Banca & Finanças Elisa Ferreira já tem substituta na supervisão dos bancos no BdP

Elisa Ferreira já tem substituta na supervisão dos bancos no BdP

Ana Paula Serra vai substituir Elisa Ferreira na supervisão dos bancos, sempre que a vice-governadora esteja ausente. A decisão foi anunciada esta quinta-feira, numa deliberação publicada em Diário da República.
Elisa Ferreira já tem substituta na supervisão dos bancos no BdP
Miguel Baltazar
Rita Atalaia 12 de setembro de 2019 às 11:51
Ana Paula Serra vai substituir Elisa Ferreira na supervisão dos bancos no Banco de Portugal, sempre que a responsável esteja ausente. O anúncio é feito depois de Ursula von der Leyen, presidente eleita da Comissão Europeia, ter atribuído a pasta de coesão e reformas à vice-governadora. 

Foi na reunião de 3 de setembro do conselho de administração do Banco de Portugal que a decisão foi tomada. No departamento de supervisão prudencial, a "vice-governadora Elisa Maria da Costa Guimarães Ferreira [é] substituída, nas suas ausências e impedimentos, pela administradora Ana Paula de Sousa Freitas Madureira Serra", de acordo com deliberação publicada esta quinta-feira, 12 de setembro, em Diário da República

Portanto, a titular da pasta continua a ser Elisa Ferreira. Ana Paula Serra apenas a substituirá sempre que esta não estiver disponível para desempenhar as funções de supervisão no Banco de Portugal. 

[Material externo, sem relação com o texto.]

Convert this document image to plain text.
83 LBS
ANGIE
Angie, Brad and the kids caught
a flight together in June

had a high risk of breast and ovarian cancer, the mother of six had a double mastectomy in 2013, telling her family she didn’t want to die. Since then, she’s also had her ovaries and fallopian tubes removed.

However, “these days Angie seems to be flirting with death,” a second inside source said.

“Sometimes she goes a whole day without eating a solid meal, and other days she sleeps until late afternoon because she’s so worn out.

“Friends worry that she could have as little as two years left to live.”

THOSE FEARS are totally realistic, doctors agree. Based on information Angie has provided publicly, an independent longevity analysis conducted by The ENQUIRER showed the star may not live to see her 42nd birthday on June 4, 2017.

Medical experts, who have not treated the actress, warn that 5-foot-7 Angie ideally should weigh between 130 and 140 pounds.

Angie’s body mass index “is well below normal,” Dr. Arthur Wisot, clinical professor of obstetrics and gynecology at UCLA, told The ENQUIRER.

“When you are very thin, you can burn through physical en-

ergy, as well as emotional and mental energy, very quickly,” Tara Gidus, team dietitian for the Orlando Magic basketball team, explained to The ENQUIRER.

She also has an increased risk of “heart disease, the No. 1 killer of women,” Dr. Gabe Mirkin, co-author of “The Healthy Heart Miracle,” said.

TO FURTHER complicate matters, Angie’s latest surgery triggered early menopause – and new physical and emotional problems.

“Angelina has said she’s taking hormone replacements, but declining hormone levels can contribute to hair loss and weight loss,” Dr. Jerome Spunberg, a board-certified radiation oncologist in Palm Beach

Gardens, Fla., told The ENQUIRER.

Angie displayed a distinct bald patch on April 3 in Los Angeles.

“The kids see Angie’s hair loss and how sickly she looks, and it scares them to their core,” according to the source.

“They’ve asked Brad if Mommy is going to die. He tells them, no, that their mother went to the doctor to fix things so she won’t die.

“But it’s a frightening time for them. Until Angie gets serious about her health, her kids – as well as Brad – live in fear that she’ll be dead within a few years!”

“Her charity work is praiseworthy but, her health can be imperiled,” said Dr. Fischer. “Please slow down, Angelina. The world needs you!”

Ana Paula Serra é administradora do Banco de Portugal desde setembro de 2017 e tem a pasta de recursos humanos, estatística, contabilidade e controlo e gestão de risco. Foi também membro do conselho de auditoria do regulador. 

Foi esta semana que Ursula von der Leyen, presidente eleita da Comissão Europeia, revelou as atribuições de cada um dos nomes que vai integrar o próximo órgão executivo da União Europeia. Além dos fundos estruturais, Elisa Ferreira irá também tutelar o novo mecanismo orçamental destinado a promover a convergência e competitividade no seio da Zona Euro.

Quanto ao lugar da vice-governadora, apenas se encontrará um substituto após as eleições. Tal como o Negócios avançou, o Governo não se quer antecipar ao processo e por isso não vai tomar qualquer decisão enquanto a nomeação não for confirmada, o que impede quaisquer escolhas antes das eleições legislativas.

O Parlamento Europeu só se pronuncia sobre as escolhas a 22 de outubro, com vista à tomada de posse do novo Executivo comunitário a 1 de novembro.

No que toca à substituição de Hélder Rosalino, o mandato termina em setembro e pelas regras pode ser renovado. Apesar da marcação de eleições, o Executivo mantém plenas funções até à data do sufrágio. No entanto, o Negócios sabe que o Governo não quer avançar por considerar que já estaria a nomear demasiado perto do fim da sua própria legislatura, o que não acha politicamente adequado.

(Notícia atualizada às 12:17 para esclarecer que Ana Paula Serra apenas substituirá Elisa Ferreira quando a vice-governadora não estiver presente.)